# DPReview of Canon EF 35mm f/1.4 II



## AlanF (Jan 20, 2016)

http://www.dpreview.com/articles/8808135799/1-4-and-more-canon-ef-35mm-f1-4l-ii-comparison

Outperforms the Sigma 35mm f/1.4 Art, which also has poor quality control.


----------



## takesome1 (Jan 20, 2016)

On the 5Ds R it is really sharp.

My only complaint is weight and length.
It is more like carrying the 24-70 f/2.8 L II than the old lighter, shorter 35mm f/1.4L.
This is a small thing.


----------



## Larsskv (Jan 20, 2016)

I prefer Dustin's reviews of the 35LII and sigma 35 ART, over DPR. 

One thing I notice with DPR, is that they will always go an extra mile to make Canon look worse, if the first tests prove Canon to be superior. In this case, mounting the 35LII to the A7RII made it worse, probably due to the adapter, or potentially differences in the sensor stack. 

I just can't understand why they didn't get another Sigma 35 for Canon, instead of mounting it to the Sony. How hard could that be for DPR?


----------



## privatebydesign (Jan 21, 2016)

As far as I can see they just lost any last vestige of impartiality and credibility.

I don't understand how a test of two different lenses on different adapters is not just a test of those adapters. Effectively, they are saying if you want the 35 MkII then you'd be better off getting the Sigma and a Sony along with an adapter! Utter bullshit.


----------



## PureClassA (Jan 21, 2016)

takesome1 said:


> On the 5Ds R it is really sharp.
> 
> My only complaint is weight and length.
> It is more like carrying the 24-70 f/2.8 L II than the old lighter, shorter 35mm f/1.4L.
> This is a small thing.



It's the new age of lens design. Get used to it. If you want the best performance these days you have to pay for it in size and weight (and money)


----------



## [email protected] (Jan 21, 2016)

My beef with it is that I think they misjudged the winner in the wide open center frame test. I think the 35 II takes the 35 Art. I don't see how they think the other way around looking at their own pictures.
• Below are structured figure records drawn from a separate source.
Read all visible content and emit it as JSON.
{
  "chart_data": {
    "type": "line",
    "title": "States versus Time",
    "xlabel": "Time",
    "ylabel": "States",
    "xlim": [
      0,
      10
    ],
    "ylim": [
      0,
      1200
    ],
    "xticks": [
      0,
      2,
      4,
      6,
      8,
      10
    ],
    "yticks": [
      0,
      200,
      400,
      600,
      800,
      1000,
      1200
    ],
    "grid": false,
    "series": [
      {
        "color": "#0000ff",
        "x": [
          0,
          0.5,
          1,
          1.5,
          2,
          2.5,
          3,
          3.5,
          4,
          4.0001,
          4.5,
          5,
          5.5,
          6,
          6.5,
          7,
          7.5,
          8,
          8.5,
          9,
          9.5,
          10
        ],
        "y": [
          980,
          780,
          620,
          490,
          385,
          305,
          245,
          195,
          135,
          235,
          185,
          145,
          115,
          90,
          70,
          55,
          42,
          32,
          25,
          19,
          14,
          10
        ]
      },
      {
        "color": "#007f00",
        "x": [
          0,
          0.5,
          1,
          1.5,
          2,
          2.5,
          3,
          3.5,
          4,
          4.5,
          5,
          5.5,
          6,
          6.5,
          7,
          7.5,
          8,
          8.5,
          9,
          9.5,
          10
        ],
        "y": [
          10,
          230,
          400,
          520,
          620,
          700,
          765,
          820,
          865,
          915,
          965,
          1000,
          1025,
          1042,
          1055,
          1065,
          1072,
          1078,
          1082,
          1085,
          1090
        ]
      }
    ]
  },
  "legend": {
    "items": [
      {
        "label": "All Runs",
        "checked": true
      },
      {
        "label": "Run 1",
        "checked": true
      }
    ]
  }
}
Maybe it's just my eyes. 

The takeaway that stays with me is still the one that Dustin noted in his (less odd) review, which was how impressive the Sigma is seeing as it's a 4-year-old lens and coatings design versus the new Canon with it's fancy Blue Goo. The canon is plainly better, which is why I traded some lenses for it a few weeks ago, but seriously, good on Sigma for coming out with something almost as good, although it was back when Gangnam Style was still working up the charts.


----------



## Sabaki (Jan 21, 2016)

I wonder if artists had the same discussions about their brushes back in the day? :


----------



## d (Jan 21, 2016)

Sabaki said:


> I wonder if artists had the same discussions about their brushes back in the day? :



If different brushes added varying amounts of purple or green pigment to the edges of brushstrokes as you painted towards the edge of the canvas, I'm sure artists would have had plenty to discuss!!
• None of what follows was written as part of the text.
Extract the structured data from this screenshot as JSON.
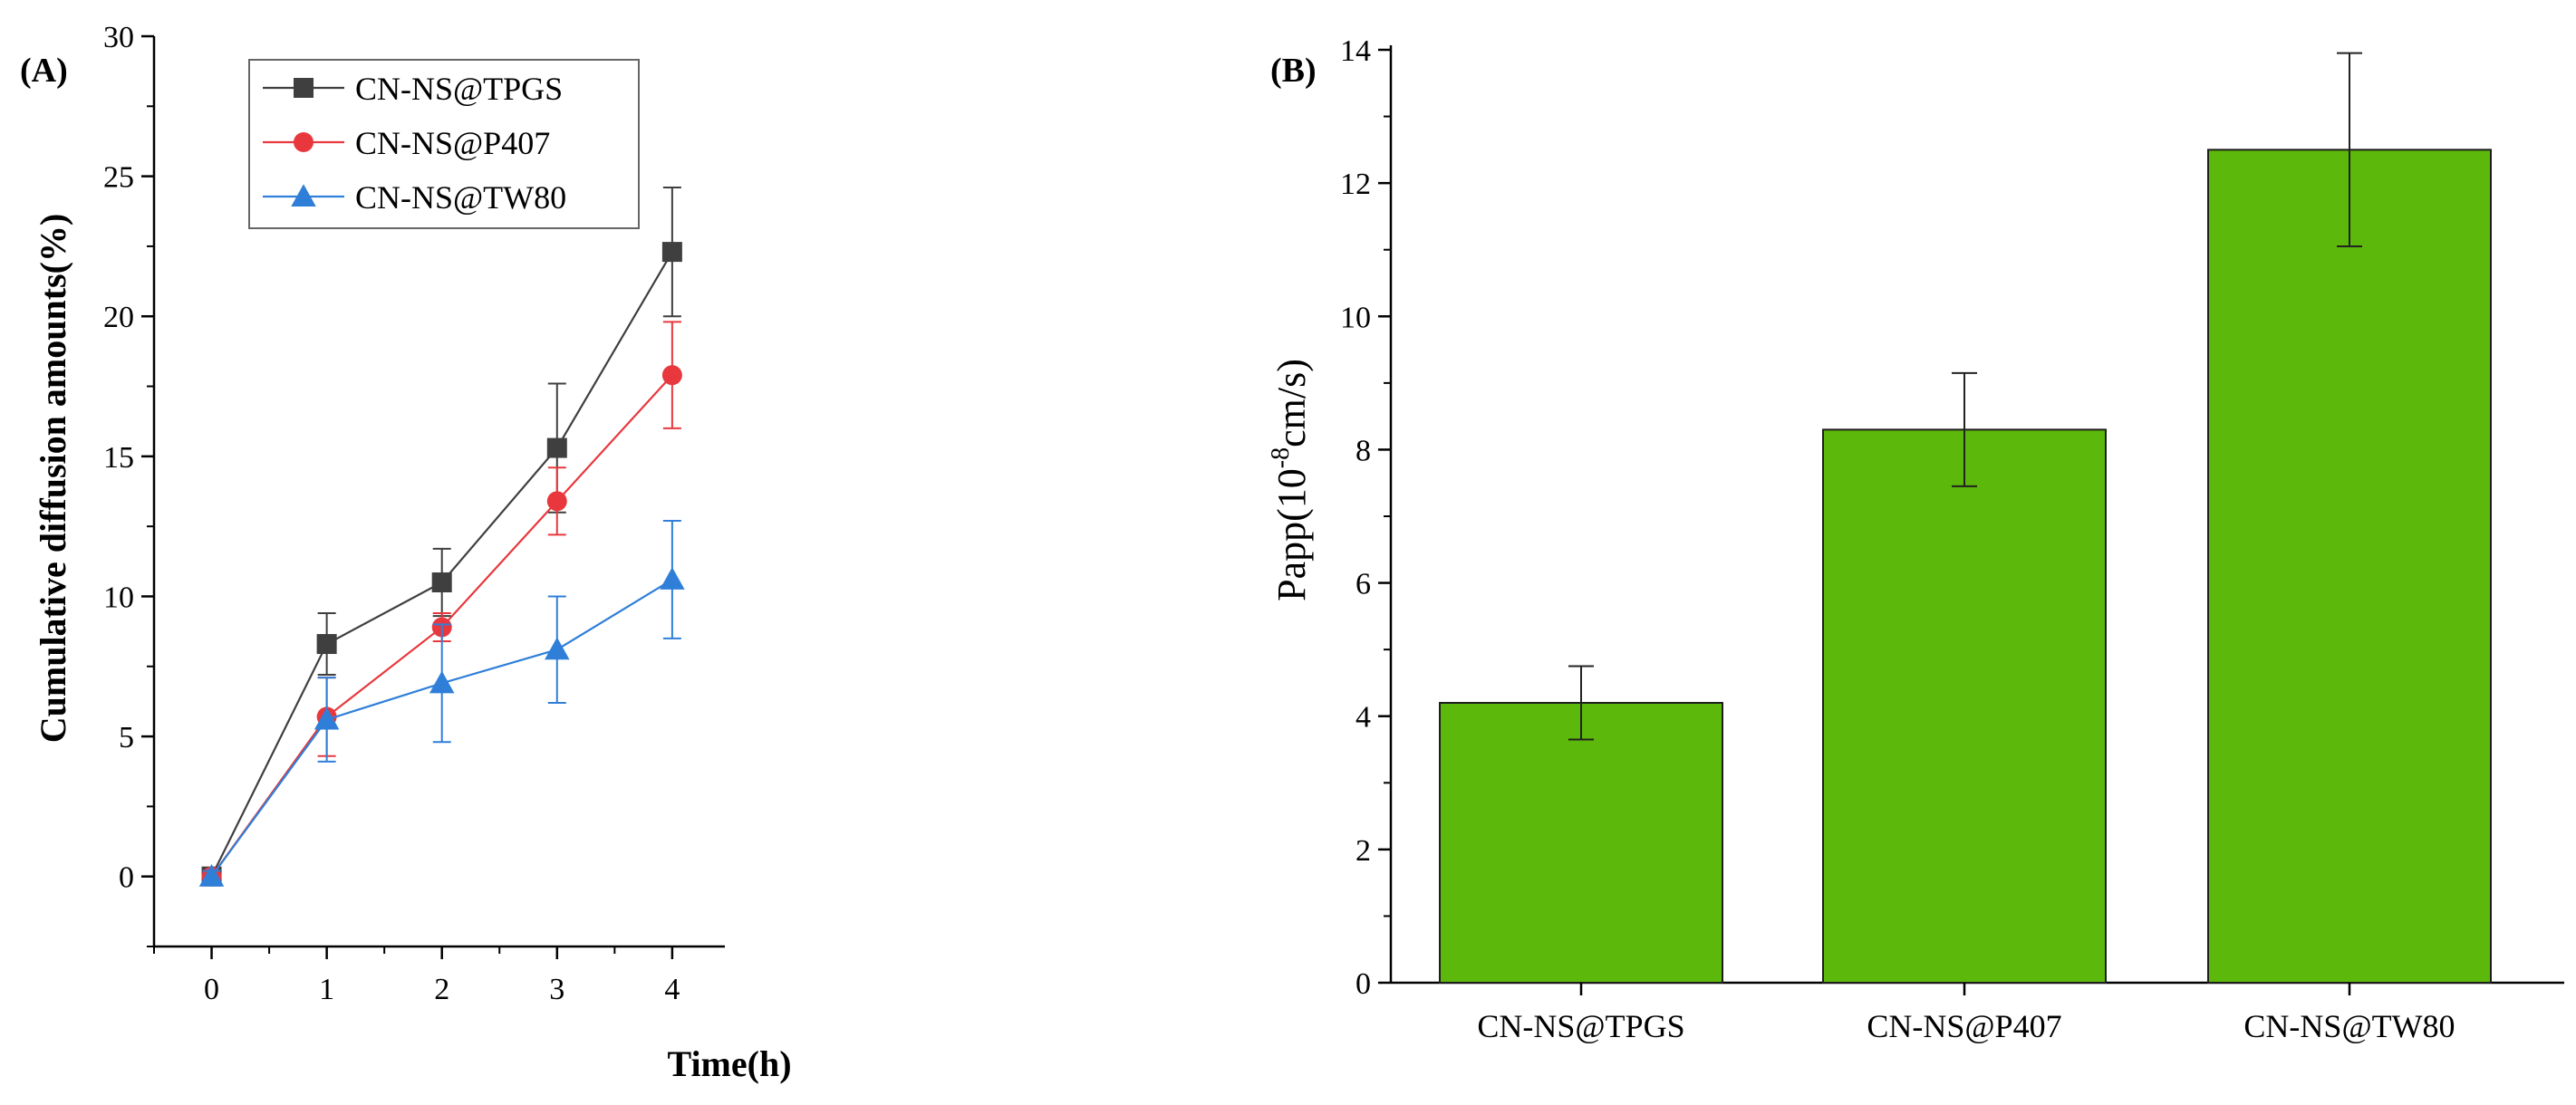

I'm still getting used to my 35L II, but overall am pretty happy with the results it achieves.

Like takesome1 mentioned, it's longer size compared to its predecessor does make it feel a bit closer to a 24-70 when carrying it around.

Tiggy, I agree with you about the Canon being better @ 1.4 in dpreview's test images, though it's surprising how much more the Sigma improves going from f/1.4 to f/2 in the second set of images shot on the Sony. The Canon catches up again at f/2.8 though.

*Both* great lenses, though, unless you want weather sealing - then we know which one to choose!

d.


----------



## StudentOfLight (Jan 21, 2016)

Sabaki said:


> I wonder if artists had the same discussions about their brushes back in the day? :


My brush is made of genuine horse hair, your brush is clearly made of inferior ass hair...


----------



## Sabaki (Jan 21, 2016)

StudentOfLight said:


> Sabaki said:
> 
> 
> > I wonder if artists had the same discussions about their brushes back in the day? :
> ...


Yes, my brush is made of ass's hair :-[


----------



## takesome1 (Jan 21, 2016)

PureClassA said:


> takesome1 said:
> 
> 
> > On the 5Ds R it is really sharp.
> ...



Is that why the 500 and 600mm F/4 II are lighter than the previous version?


----------



## GMCPhotographics (Jan 25, 2016)

To be frank, after a minor breeze through Lightroom...I don't think you could tell finished images apart...even at 100%. By that I mean stopped down, hand held wide open...there is very little between them except fringing and local contrast. The opacity and CA sliders usually resolves those. I think the big difference for me would be the AF reliability, especially in low tungsten light. I've had some night mare experiences with Sigma...so I stay in the Canon fold because I believe in their science a lot more than I do with Sigma's.


----------